TINY shelled sea creatures could be the only thing keeping our planet from plunging into the next ice age.

According to a new theory, it was the evolution of these organisms that ended a 200-million-year period of Earth’s history known as Snowball Earth, when the planet was almost completely frozen over. And they have since prevented the same thing from happening again.

Andy Ridgwell and Martin Kennedy at the University of California, Riverside, and Ken Caldeira at Lawrence Livermore National Laboratories, also in California, argue that shelled plankton have helped to stabilise the planet’s carbon cycle by dumping calcium carbonate into deep water when they die.

Chemical processes in the sea that dissolve calcium carbonate deposits alter the acidity of the water. This affects the amount of atmospheric carbon dioxide that can dissolve in the seawater, which in turn helps the planet to regulate its temperature. When calcium carbonate dissolves, for example, it makes the ocean more acidic, and more able to dissolve the greenhouse gas CO2. Calcium carbonate deposits have the opposite effect, reducing acidity and the amount of CO2 that dissolves from the atmosphere. Creatures like coccolithophoridae and foraminifera help with this process. They make protective shells out of calcium carbonate in seawater and when they die, their bodies fall to the bottom of the sea, carrying the calcium carbonate to the deep ocean floor. But during the Neoproterozoic period 540 million years ago, such organisms had yet to evolve. Instead, most calcium carbonate was deposited in shallow coastal regions, through a gradual process of burial.

Ridgwell and colleagues think this is why Earth’s climate used to undergo such dramatic swings.

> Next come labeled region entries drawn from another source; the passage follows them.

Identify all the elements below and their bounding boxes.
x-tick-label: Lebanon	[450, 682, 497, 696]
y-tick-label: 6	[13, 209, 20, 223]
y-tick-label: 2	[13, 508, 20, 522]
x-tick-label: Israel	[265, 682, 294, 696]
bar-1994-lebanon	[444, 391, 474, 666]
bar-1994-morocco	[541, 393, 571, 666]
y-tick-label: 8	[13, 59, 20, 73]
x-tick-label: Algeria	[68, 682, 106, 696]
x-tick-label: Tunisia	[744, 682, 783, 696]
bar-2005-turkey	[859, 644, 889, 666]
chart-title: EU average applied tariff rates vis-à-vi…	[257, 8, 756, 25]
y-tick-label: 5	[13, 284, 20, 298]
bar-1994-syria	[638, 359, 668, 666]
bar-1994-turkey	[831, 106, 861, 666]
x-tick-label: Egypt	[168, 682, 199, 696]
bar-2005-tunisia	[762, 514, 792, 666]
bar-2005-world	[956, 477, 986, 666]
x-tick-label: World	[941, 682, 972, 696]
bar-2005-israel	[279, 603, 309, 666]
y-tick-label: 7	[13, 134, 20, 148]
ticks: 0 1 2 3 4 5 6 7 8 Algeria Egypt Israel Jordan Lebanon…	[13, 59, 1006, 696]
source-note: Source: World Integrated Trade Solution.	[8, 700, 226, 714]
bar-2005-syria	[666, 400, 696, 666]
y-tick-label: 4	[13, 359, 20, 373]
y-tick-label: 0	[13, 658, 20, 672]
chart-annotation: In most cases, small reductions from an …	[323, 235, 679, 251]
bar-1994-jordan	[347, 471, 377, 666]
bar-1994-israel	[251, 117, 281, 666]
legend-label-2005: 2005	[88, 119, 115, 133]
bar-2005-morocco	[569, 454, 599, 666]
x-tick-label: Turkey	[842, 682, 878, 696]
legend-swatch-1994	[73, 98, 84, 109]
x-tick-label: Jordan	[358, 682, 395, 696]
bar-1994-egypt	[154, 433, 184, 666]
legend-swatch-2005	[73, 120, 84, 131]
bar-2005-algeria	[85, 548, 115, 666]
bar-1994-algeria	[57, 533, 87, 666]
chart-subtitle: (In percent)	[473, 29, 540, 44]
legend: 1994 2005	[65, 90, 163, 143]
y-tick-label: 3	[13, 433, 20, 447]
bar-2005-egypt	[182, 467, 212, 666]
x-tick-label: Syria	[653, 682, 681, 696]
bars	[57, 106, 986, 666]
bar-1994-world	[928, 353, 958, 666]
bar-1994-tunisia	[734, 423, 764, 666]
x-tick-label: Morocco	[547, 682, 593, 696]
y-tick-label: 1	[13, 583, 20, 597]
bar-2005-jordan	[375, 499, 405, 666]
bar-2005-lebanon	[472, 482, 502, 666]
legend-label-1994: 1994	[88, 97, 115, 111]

They created a computer model of the climate, and found that if the plankton weren’t around, shallow-water deposits of calcium carbonate were able to regulate CO2 levels, serving as a kind of global thermostat. But this mechanism was not very robust, particularly if sea levels started to drop as falling temperatures caused the ice caps to grow.

With fewer shallow regions to bury the calcium carbonate, the thermostat would stop working, says Ridgwell. The ice caps themselves would add to the cooling effect by reflecting more of the sun’s warmth, and the combined effect would be enough to plunge the Earth into a severe ice age (Science, vol 302, p 859).

Ridgwell says that the arrival of shelled plankton, which carried carbonate down to the deep oceans, provided a new buffer that was not so sensitive to sea levels. He believes this could be why the planet has not suffered any catastrophic ice ages since the plankton evolved.

“What’s new is the idea that having calcium carbonate deposition in the deep sea makes the system more stable than it would be with only shallow-water deposition,” says David Archer, an expert on the marine carbon cycle from the University of Chicago, Illinois. “It’s an intriguing idea.”